119
votes

I'd like to show data values on stacked bar chart in ggplot2. Here is my attempted code

Year      <- c(rep(c("2006-07", "2007-08", "2008-09", "2009-10"), each = 4))
Category  <- c(rep(c("A", "B", "C", "D"), times = 4))
Frequency <- c(168, 259, 226, 340, 216, 431, 319, 368, 423, 645, 234, 685, 166, 467, 274, 251)
Data      <- data.frame(Year, Category, Frequency)
library(ggplot2)
p <- qplot(Year, Frequency, data = Data, geom = "bar", fill = Category,     theme_set(theme_bw()))
p + geom_text(aes(label = Frequency), size = 3, hjust = 0.5, vjust = 3, position =     "stack") 

enter image description here

I'd like to show these data values in the middle of each portion. Any help in this regard will be highly appreciated. Thanks

2
Not really the place for a debate, but I wonder if it's possible to be overly prescriptive about this, particularly for the more general audience. This is a nice example - numbers denote percentages that can be remembered, which removes the need for a scale that less numerically-literate readers might find less accessible?geotheory

2 Answers

213
votes

From ggplot 2.2.0 labels can easily be stacked by using position = position_stack(vjust = 0.5) in geom_text.

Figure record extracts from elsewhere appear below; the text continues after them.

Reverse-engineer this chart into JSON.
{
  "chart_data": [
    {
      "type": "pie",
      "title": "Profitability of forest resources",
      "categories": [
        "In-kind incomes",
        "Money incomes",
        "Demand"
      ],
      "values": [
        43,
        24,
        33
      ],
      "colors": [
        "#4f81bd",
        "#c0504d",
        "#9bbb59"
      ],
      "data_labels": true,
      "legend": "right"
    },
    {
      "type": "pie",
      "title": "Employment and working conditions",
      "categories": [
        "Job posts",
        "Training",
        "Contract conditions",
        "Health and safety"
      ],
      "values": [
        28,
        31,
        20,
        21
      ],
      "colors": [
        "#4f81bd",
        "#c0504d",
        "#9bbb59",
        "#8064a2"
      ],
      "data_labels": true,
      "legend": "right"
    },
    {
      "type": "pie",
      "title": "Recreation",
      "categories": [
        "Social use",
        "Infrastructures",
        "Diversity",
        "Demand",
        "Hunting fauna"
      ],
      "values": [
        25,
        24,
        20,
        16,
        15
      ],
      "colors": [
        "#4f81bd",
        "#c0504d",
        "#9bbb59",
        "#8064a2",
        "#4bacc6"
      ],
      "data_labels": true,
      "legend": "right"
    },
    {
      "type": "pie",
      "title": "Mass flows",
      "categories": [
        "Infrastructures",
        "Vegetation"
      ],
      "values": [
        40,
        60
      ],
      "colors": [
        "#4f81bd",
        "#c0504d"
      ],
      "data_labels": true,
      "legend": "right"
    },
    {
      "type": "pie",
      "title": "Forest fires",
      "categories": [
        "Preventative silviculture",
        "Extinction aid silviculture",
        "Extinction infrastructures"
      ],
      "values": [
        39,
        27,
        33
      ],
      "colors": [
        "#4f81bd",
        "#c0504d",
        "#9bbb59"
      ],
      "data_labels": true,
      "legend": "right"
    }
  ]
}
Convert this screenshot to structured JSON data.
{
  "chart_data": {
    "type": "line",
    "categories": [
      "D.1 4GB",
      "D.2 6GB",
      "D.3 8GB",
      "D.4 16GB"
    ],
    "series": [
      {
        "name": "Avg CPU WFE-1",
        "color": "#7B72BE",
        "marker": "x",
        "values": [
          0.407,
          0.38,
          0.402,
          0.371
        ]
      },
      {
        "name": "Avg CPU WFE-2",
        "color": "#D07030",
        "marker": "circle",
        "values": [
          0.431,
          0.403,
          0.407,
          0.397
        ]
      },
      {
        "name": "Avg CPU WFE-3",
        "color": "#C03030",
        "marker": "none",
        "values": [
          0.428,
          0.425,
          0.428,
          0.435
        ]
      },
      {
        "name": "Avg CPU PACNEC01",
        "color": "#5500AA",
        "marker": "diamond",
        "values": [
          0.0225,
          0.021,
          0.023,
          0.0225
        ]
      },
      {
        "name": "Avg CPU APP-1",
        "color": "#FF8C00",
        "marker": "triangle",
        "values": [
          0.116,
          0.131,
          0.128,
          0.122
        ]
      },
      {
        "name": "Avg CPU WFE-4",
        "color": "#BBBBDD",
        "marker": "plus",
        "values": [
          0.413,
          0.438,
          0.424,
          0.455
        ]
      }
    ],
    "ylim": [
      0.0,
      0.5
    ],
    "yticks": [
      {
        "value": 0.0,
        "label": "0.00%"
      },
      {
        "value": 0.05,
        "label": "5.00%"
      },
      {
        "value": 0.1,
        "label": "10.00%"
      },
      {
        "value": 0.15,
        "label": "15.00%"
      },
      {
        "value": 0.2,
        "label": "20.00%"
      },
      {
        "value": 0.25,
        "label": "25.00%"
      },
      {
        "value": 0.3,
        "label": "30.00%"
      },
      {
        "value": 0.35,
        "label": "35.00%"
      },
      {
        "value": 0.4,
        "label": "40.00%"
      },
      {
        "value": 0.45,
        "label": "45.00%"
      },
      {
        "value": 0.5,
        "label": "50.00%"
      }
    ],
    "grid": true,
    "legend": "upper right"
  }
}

ggplot(Data, aes(x = Year, y = Frequency, fill = Category, label = Frequency)) +
  geom_bar(stat = "identity") +
  geom_text(size = 3, position = position_stack(vjust = 0.5))

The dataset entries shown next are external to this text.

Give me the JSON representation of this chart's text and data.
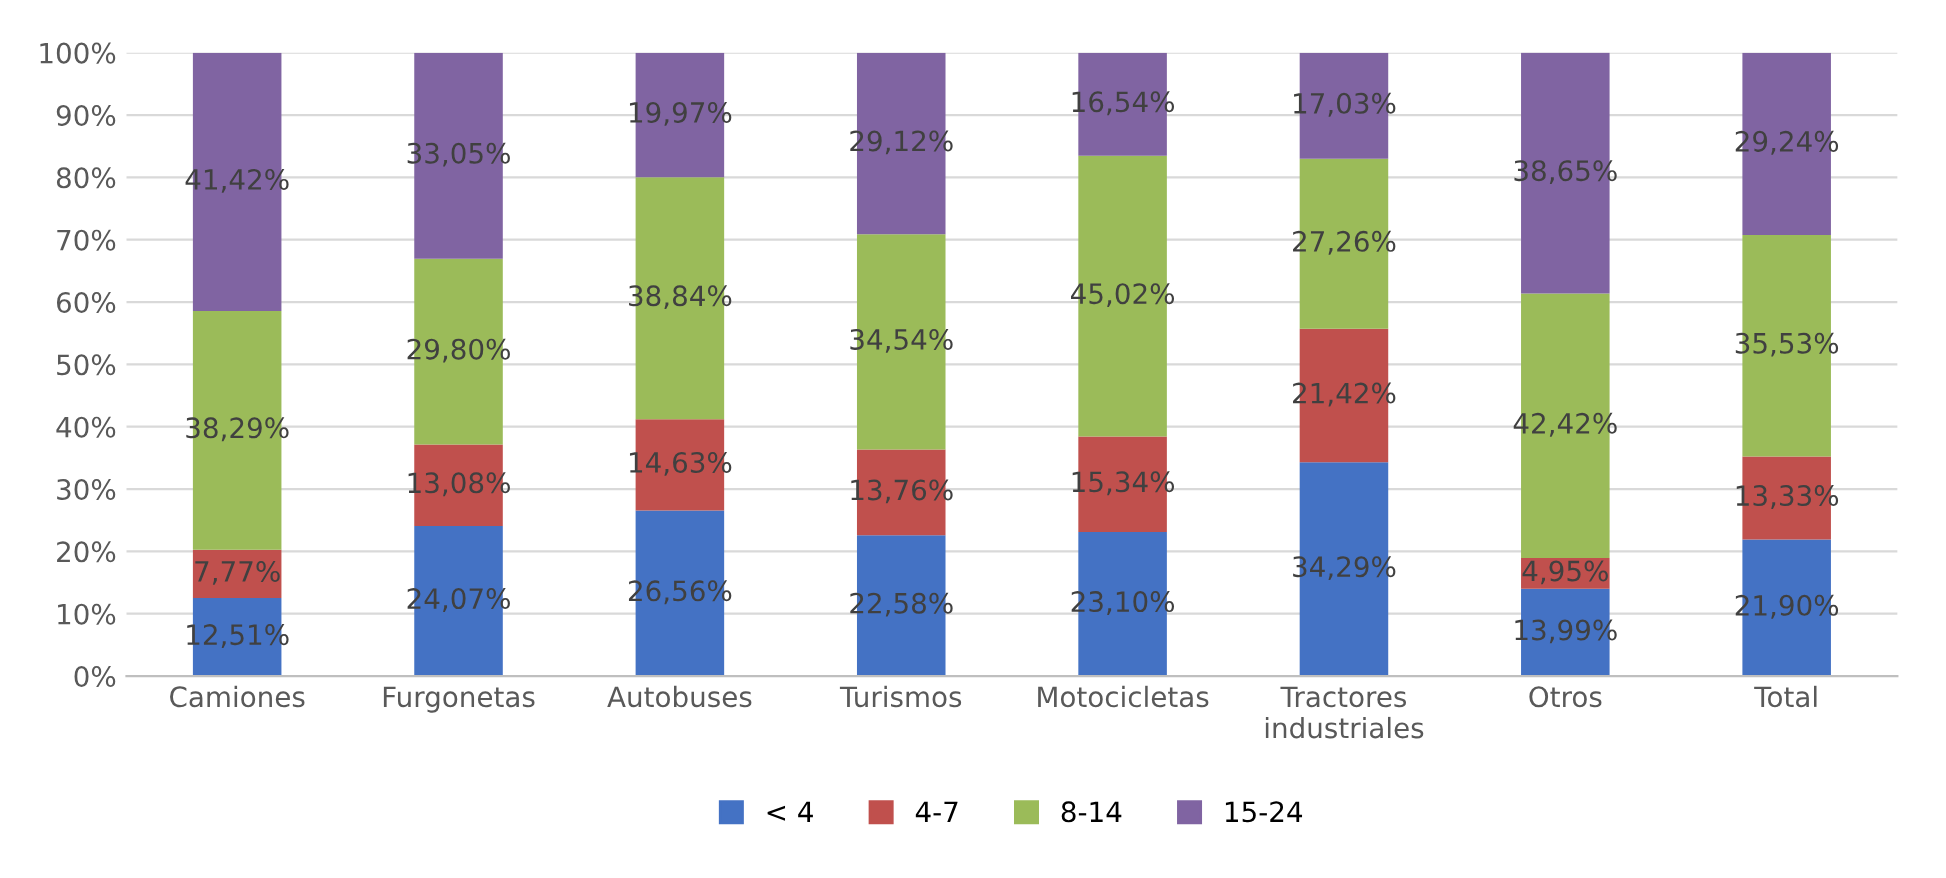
{
  "chart_data": {
    "type": "bar",
    "stacked": true,
    "categories": [
      "Camiones",
      "Furgonetas",
      "Autobuses",
      "Turismos",
      "Motocicletas",
      "Tractores\nindustriales",
      "Otros",
      "Total"
    ],
    "series": [
      {
        "name": "< 4",
        "color": "#4472c4",
        "values": [
          12.51,
          24.07,
          26.56,
          22.58,
          23.1,
          34.29,
          13.99,
          21.9
        ],
        "value_labels": [
          "12,51%",
          "24,07%",
          "26,56%",
          "22,58%",
          "23,10%",
          "34,29%",
          "13,99%",
          "21,90%"
        ]
      },
      {
        "name": "4-7",
        "color": "#c0504d",
        "values": [
          7.77,
          13.08,
          14.63,
          13.76,
          15.34,
          21.42,
          4.95,
          13.33
        ],
        "value_labels": [
          "7,77%",
          "13,08%",
          "14,63%",
          "13,76%",
          "15,34%",
          "21,42%",
          "4,95%",
          "13,33%"
        ]
      },
      {
        "name": "8-14",
        "color": "#9bbb59",
        "values": [
          38.29,
          29.8,
          38.84,
          34.54,
          45.02,
          27.26,
          42.42,
          35.53
        ],
        "value_labels": [
          "38,29%",
          "29,80%",
          "38,84%",
          "34,54%",
          "45,02%",
          "27,26%",
          "42,42%",
          "35,53%"
        ]
      },
      {
        "name": "15-24",
        "color": "#8064a2",
        "values": [
          41.42,
          33.05,
          19.97,
          29.12,
          16.54,
          17.03,
          38.65,
          29.24
        ],
        "value_labels": [
          "41,42%",
          "33,05%",
          "19,97%",
          "29,12%",
          "16,54%",
          "17,03%",
          "38,65%",
          "29,24%"
        ]
      }
    ],
    "ylim": [
      0,
      100
    ],
    "yticks": [
      {
        "value": 0,
        "label": "0%"
      },
      {
        "value": 10,
        "label": "10%"
      },
      {
        "value": 20,
        "label": "20%"
      },
      {
        "value": 30,
        "label": "30%"
      },
      {
        "value": 40,
        "label": "40%"
      },
      {
        "value": 50,
        "label": "50%"
      },
      {
        "value": 60,
        "label": "60%"
      },
      {
        "value": 70,
        "label": "70%"
      },
      {
        "value": 80,
        "label": "80%"
      },
      {
        "value": 90,
        "label": "90%"
      },
      {
        "value": 100,
        "label": "100%"
      }
    ],
    "grid": "y",
    "legend": "bottom"
  }
}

enter image description here

Also note that "position_stack() and position_fill() now stack values in the reverse order of the grouping, which makes the default stack order match the legend."


Answer valid for older versions of ggplot:

Here is one approach, which calculates the midpoints of the bars.

library(ggplot2)
library(plyr)

# calculate midpoints of bars (simplified using comment by @DWin)
Data <- ddply(Data, .(Year), 
   transform, pos = cumsum(Frequency) - (0.5 * Frequency)
)

# library(dplyr) ## If using dplyr... 
# Data <- group_by(Data,Year) %>%
#    mutate(pos = cumsum(Frequency) - (0.5 * Frequency))

# plot bars and add text
p <- ggplot(Data, aes(x = Year, y = Frequency)) +
     geom_bar(aes(fill = Category), stat="identity") +
     geom_text(aes(label = Frequency, y = pos), size = 3)

Resultant chart

27
votes

As hadley mentioned there are more effective ways of communicating your message than labels in stacked bar charts. In fact, stacked charts aren't very effective as the bars (each Category) doesn't share an axis so comparison is hard.

It's almost always better to use two graphs in these instances, sharing a common axis. In your example I'm assuming that you want to show overall total and then the proportions each Category contributed in a given year.

library(grid)
library(gridExtra)
library(plyr)

# create a new column with proportions
prop <- function(x) x/sum(x)
Data <- ddply(Data,"Year",transform,Share=prop(Frequency))

# create the component graphics
totals <- ggplot(Data,aes(Year,Frequency)) + geom_bar(fill="darkseagreen",stat="identity") + 
  xlab("") + labs(title = "Frequency totals in given Year")
proportion <- ggplot(Data, aes(x=Year,y=Share, group=Category, colour=Category)) 
+ geom_line() + scale_y_continuous(label=percent_format())+ theme(legend.position = "bottom") + 
  labs(title = "Proportion of total Frequency accounted by each Category in given Year")

# bring them together
grid.arrange(totals,proportion)

This will give you a 2 panel display like this:

Vertically stacked 2 panel graphic

If you want to add Frequency values a table is the best format.